# Eufala trip



## billyb (Aug 22, 2012)

My neighbor who has a place on Cowiki Creek wants to go up for a few days. Probably will leave on Friday the 5th. Going to concentrate on filling my freezer with catfish but I am thinking this warm weather may have the crappie spawning. Anyone fished Eufala lately? 

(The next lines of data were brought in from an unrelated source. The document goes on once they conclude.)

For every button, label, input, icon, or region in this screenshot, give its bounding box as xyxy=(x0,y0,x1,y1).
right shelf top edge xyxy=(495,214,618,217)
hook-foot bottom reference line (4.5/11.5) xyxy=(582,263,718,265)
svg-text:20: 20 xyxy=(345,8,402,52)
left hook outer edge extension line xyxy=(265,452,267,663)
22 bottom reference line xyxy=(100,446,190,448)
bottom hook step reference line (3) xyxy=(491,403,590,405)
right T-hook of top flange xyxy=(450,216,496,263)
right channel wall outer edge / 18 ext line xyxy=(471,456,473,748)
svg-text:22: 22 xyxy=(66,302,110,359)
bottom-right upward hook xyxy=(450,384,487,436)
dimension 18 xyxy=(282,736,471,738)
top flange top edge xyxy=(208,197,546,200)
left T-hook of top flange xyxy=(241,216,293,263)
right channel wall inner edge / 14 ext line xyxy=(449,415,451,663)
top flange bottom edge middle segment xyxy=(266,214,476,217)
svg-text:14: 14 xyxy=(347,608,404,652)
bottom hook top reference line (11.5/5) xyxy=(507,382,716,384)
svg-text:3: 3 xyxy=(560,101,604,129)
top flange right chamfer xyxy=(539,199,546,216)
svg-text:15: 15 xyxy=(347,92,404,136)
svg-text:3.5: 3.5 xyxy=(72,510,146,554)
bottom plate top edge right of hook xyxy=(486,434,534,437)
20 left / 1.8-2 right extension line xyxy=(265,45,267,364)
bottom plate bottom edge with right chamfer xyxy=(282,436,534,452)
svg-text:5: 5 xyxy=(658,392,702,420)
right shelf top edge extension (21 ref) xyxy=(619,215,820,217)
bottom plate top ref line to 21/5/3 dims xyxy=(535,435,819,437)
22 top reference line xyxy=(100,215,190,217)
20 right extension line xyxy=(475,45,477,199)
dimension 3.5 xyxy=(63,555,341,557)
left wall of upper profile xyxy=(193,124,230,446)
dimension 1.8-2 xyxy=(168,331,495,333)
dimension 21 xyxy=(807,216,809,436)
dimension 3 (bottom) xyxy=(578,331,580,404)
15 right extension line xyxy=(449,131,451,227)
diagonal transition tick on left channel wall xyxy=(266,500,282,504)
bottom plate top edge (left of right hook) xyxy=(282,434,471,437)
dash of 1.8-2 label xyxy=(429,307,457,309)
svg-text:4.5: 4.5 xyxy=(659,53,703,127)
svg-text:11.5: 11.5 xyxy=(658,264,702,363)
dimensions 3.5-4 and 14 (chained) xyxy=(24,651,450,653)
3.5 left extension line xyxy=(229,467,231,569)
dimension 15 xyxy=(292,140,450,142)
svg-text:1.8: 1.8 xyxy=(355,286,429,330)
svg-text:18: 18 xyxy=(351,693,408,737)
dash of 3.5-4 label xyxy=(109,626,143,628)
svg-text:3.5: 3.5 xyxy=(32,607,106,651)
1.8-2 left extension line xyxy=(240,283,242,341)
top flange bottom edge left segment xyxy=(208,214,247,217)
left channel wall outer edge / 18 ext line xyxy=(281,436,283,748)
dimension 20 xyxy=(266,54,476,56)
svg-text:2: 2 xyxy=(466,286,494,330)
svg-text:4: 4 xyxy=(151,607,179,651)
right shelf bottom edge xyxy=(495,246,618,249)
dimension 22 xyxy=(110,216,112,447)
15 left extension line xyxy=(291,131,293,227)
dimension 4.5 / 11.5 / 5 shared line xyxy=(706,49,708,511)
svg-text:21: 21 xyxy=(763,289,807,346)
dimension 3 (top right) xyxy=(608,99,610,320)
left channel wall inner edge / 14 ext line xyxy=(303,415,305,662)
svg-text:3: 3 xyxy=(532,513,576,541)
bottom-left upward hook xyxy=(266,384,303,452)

Going to use jugs and rod/reel for catfish. If they bite we should be able to catch 150# a day. Last time we went all of the jug fishermen were using Rooster Livers for bait. We had never heard of them so this time I bought a case of 12 tubs from a local bait store. That should last me all summer and have enough to bait my bush hooks here in FL too. I have used regular chicken livers and turkey livers for bait but never a Rooster Liver. The guy at the store said they are tough, bloody and they stink. Sounds like the perfect catfish bait.


----------



## born2fizh (Feb 6, 2008)

The crappie are moving up . They might be shallow when you are there. The next week should be great.


----------



## YELLOWCAT (Oct 25, 2017)

They were loaded with eggs last week. Bout 10ft deep under the bridge. Gonna spider rig next weekend.


----------



## billyb (Aug 22, 2012)

I am going to try to catch a few hundred pounds of catfish first. Might check some spots on the bank that has produced crappie in the past. If that doesn't work I will spider rig some. I don't crappie fish much so my longest poles are 10' and most people who spider rig use a longer pole than that. Not going to buy a bunch of 16' poles when I may only go up there twice this year.


----------



## YELLOWCAT (Oct 25, 2017)

I've got 4 14s and a couple 16s. On the pontoon it's all we can deal with at one time. I'll be over there next weekend.


----------



## billyb (Aug 22, 2012)

Leaving Friday early. Probably catfish that afternoon. Nights are going to be cold while we are there so I don't think the crappie will be spawning. Later next week it is going to warm up nicely but we can't stay all week. Just going to try to fill my freezer with catfish and hope I get to go again for crappie.


----------



## MrFish (Aug 21, 2009)

Haven't fished Eufala in years, but I love that lake.


----------



## YELLOWCAT (Oct 25, 2017)

We'll be over there Friday also. Crappie are in the creeks but still deep.


----------



## billyb (Aug 22, 2012)

YELLOWCAT do you have a place in Eufala? My friend has been at Cowiki Creek for 30+ years.


----------



## YELLOWCAT (Oct 25, 2017)

I just keep my boat in a wet slip at chewalla marina. Usually just either stay in camper or hotel.


----------